The analogue TV-signal switch-off has yet to occur in the four most-populous provinces where two-thirds of South Africans live, although it has been switched off in the five less-populated provinces.
Dramatically, late on 28 March 2022 a three-judge bench of the Pretoria high court granted an order at the instance of broadcaster e.tv directing the Minister to delay the analogue-TV broadcasting switch-off that was scheduled for 31 March 2022, by three months to 30 June 2022, to ensure that the estimated half-million registered indigent households that must still have set-top boxes installed will receive them to continue to watch television on their analogue TV sets.
In addition, some millions of indigent households may qualify for registration to receive set-top boxes but have not yet applied to be registered.
Broadcasters’ advertising revenue may drop dramatically if the analogue-TV signal is turned off before analogue viewers are able to view digital transmissions.
This could all lead to even more delay in the migrating of TV broadcasting from analogue to digital.
That would mean that the 700/800 MHz frequency bands will continue not to be available for low-cost rural digital-telecommunication services and more-efficient aggregated urban telecoms services.
Telkom’s application to court to set aside the 2022 auction will be heard in the second week of April 2022. Telkom is expected to argue that the auction was unfairly designed to prevent Telkom from competing effectively against South Africa’s leading providers.
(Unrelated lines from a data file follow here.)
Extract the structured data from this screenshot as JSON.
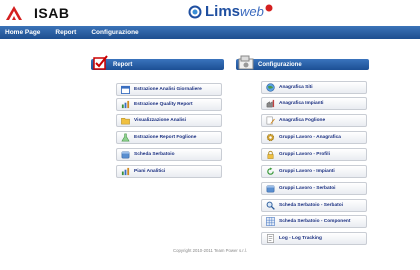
{
  "header": {
    "company": "ISAB",
    "app_name": "Lims",
    "app_suffix": "web"
  },
  "nav": {
    "items": [
      {
        "label": "Home Page"
      },
      {
        "label": "Report"
      },
      {
        "label": "Configurazione"
      }
    ]
  },
  "report_panel": {
    "title": "Report",
    "items": [
      {
        "label": "Estrazione Analisi Giornaliere",
        "icon": "calendar-icon"
      },
      {
        "label": "Estrazione Quality Report",
        "icon": "chart-icon"
      },
      {
        "label": "Visualizzazione Analisi",
        "icon": "folder-icon"
      },
      {
        "label": "Estrazione Report Foglione",
        "icon": "flask-icon"
      },
      {
        "label": "Scheda Serbatoio",
        "icon": "tank-icon"
      },
      {
        "label": "Piani Analitici",
        "icon": "chart-icon"
      }
    ]
  },
  "config_panel": {
    "title": "Configurazione",
    "items": [
      {
        "label": "Anagrafica Siti",
        "icon": "globe-icon"
      },
      {
        "label": "Anagrafica Impianti",
        "icon": "plant-icon"
      },
      {
        "label": "Anagrafica Foglione",
        "icon": "edit-icon"
      },
      {
        "label": "Gruppi Lavoro - Anagrafica",
        "icon": "gear-icon"
      },
      {
        "label": "Gruppi Lavoro - Profili",
        "icon": "lock-icon"
      },
      {
        "label": "Gruppi Lavoro - Impianti",
        "icon": "refresh-icon"
      },
      {
        "label": "Gruppi Lavoro - Serbatoi",
        "icon": "tank-icon"
      },
      {
        "label": "Scheda Serbatoio - Serbatoi",
        "icon": "search-icon"
      },
      {
        "label": "Scheda Serbatoio - Component",
        "icon": "grid-icon"
      },
      {
        "label": "Log - Log Tracking",
        "icon": "log-icon"
      }
    ]
  },
  "footer": {
    "copyright": "Copyright 2010-2011 Team Power s.r.l."
  },
  "colors": {
    "nav_bar": "#1d4e8f",
    "panel_header": "#2a62a8",
    "button_text": "#1a2f80",
    "brand_red": "#d42020"
  }
}
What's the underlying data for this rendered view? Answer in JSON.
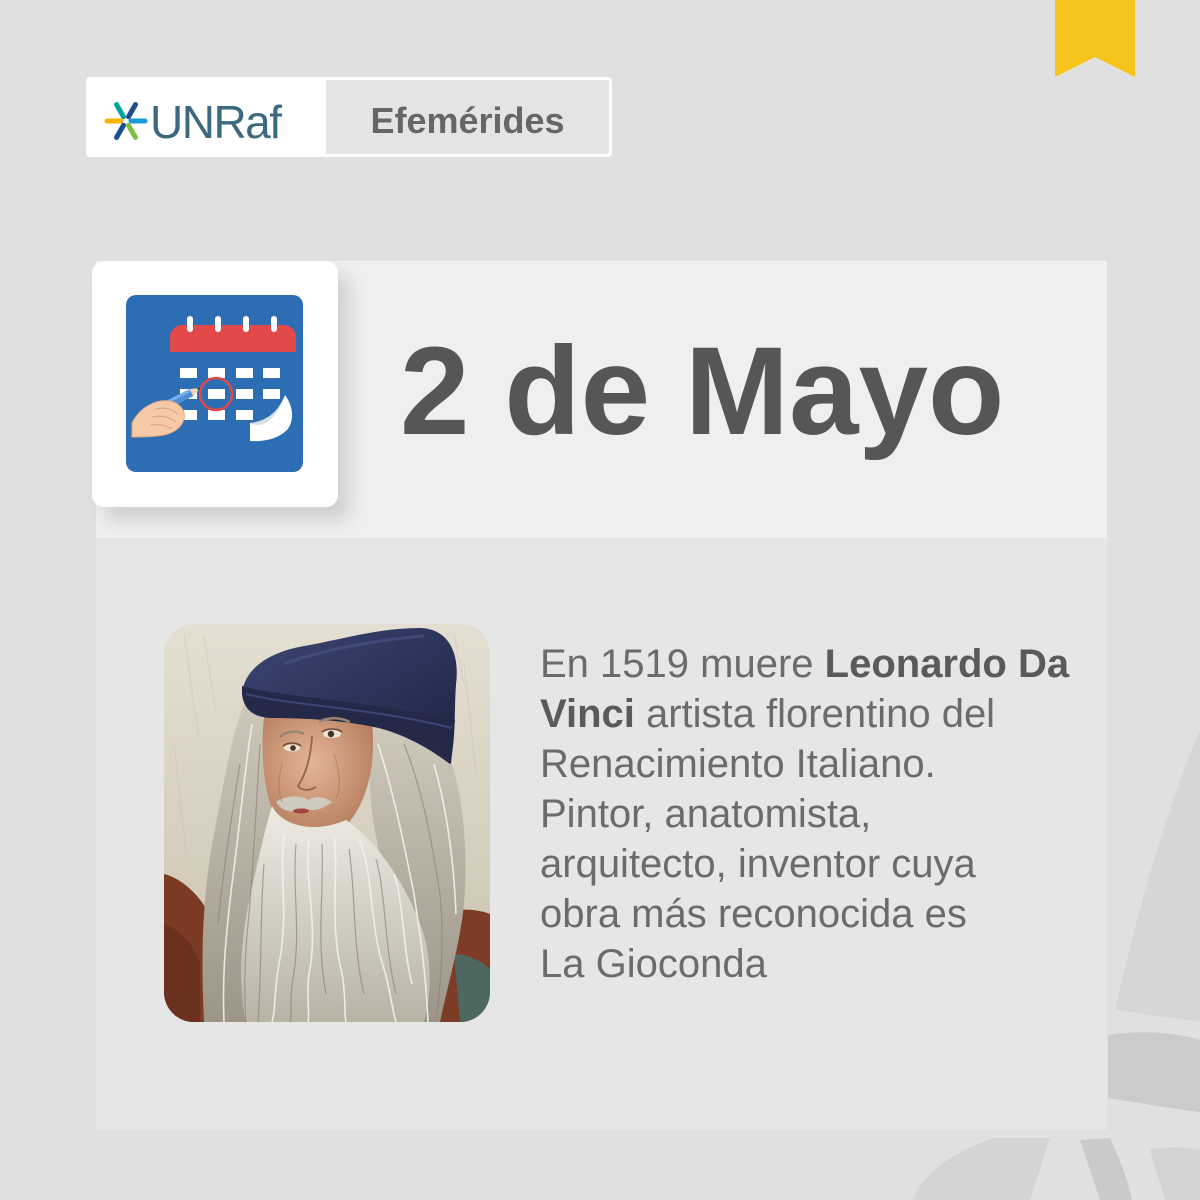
{
  "brand": {
    "logo_text": "UNRaf",
    "section_label": "Efemérides"
  },
  "date": {
    "title": "2 de Mayo"
  },
  "event": {
    "description": {
      "line1": {
        "regular": "En 1519 muere ",
        "bold": "Leonardo Da"
      },
      "line2": {
        "bold": "Vinci",
        "regular": " artista florentino del"
      },
      "line3": "Renacimiento Italiano.",
      "line4": "Pintor, anatomista,",
      "line5": "arquitecto, inventor cuya",
      "line6": "obra más reconocida es",
      "line7": "La Gioconda"
    }
  },
  "icons": {
    "bookmark": "bookmark-ribbon-icon",
    "logo": "unraf-asterisk-icon",
    "calendar": "calendar-with-hand-icon"
  },
  "colors": {
    "background": "#e0e0e0",
    "date_band": "#efefef",
    "content_panel": "#e6e6e6",
    "bookmark_yellow": "#f6c31c",
    "calendar_blue": "#2c6db3",
    "calendar_red": "#e24a4a",
    "title_text": "#565656",
    "body_text": "#6b6b6b",
    "body_bold": "#5a5a5a",
    "label_text": "#666666",
    "logo_text": "#3b6a80"
  }
}
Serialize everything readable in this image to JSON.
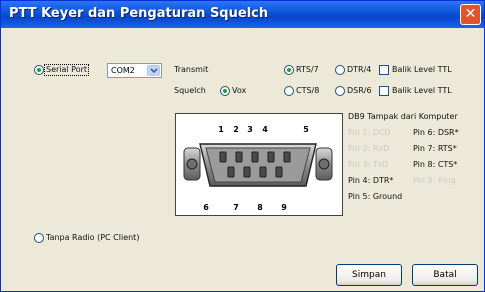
{
  "window": {
    "title": "PTT Keyer dan Pengaturan Squelch",
    "close_glyph": "✕"
  },
  "options": {
    "serial_port_label": "Serial Port",
    "serial_port_selected": true,
    "com_value": "COM2",
    "pc_client_label": "Tanpa Radio (PC Client)",
    "pc_client_selected": false
  },
  "transmit": {
    "label": "Transmit",
    "rts_label": "RTS/7",
    "rts_selected": true,
    "dtr_label": "DTR/4",
    "dtr_selected": false,
    "invert_label": "Balik Level TTL",
    "invert_checked": false
  },
  "squelch": {
    "label": "Squelch",
    "vox_label": "Vox",
    "vox_selected": true,
    "cts_label": "CTS/8",
    "cts_selected": false,
    "dsr_label": "DSR/6",
    "dsr_selected": false,
    "invert_label": "Balik Level TTL",
    "invert_checked": false
  },
  "pinout": {
    "title": "DB9 Tampak dari Komputer",
    "pin_numbers": [
      "1",
      "2",
      "3",
      "4",
      "5",
      "6",
      "7",
      "8",
      "9"
    ],
    "pins": [
      {
        "text": "Pin 1: DCD",
        "active": false
      },
      {
        "text": "Pin 6: DSR*",
        "active": true
      },
      {
        "text": "Pin 2: RxD",
        "active": false
      },
      {
        "text": "Pin 7: RTS*",
        "active": true
      },
      {
        "text": "Pin 3: TxD",
        "active": false
      },
      {
        "text": "Pin 8: CTS*",
        "active": true
      },
      {
        "text": "Pin 4: DTR*",
        "active": true
      },
      {
        "text": "Pin 9: Ring",
        "active": false
      },
      {
        "text": "Pin 5: Ground",
        "active": true
      }
    ]
  },
  "buttons": {
    "save": "Simpan",
    "cancel": "Batal"
  }
}
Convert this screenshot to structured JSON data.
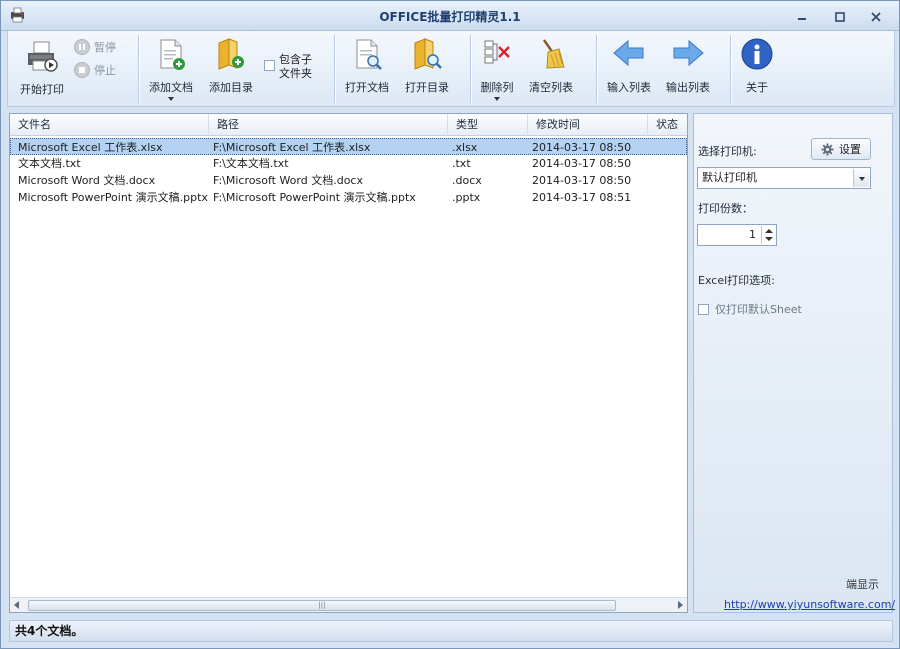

Icasa announced in mid-March 2022 - just after the auction - that that the auction’s next stage would be “the assignment round, which is purely an administrative process” that would be held on 22 March, to determine the actual spectrum ranges to be assigned for all the lots bought in the various bands. But there is no evidence as yet that this assignment took place.
It may be that the last-minute cancellation of the WOAN, and of the concomitant need to reserve spectrum for the WOAN, will affect the assignment of spectrum to bidders.
Consumers will have to continue putting up with inferior broadband coverage, costlier data services, mediocre building penetration and higher power consumption, and the resultant feebler economic productivity and impaired educational opportunities.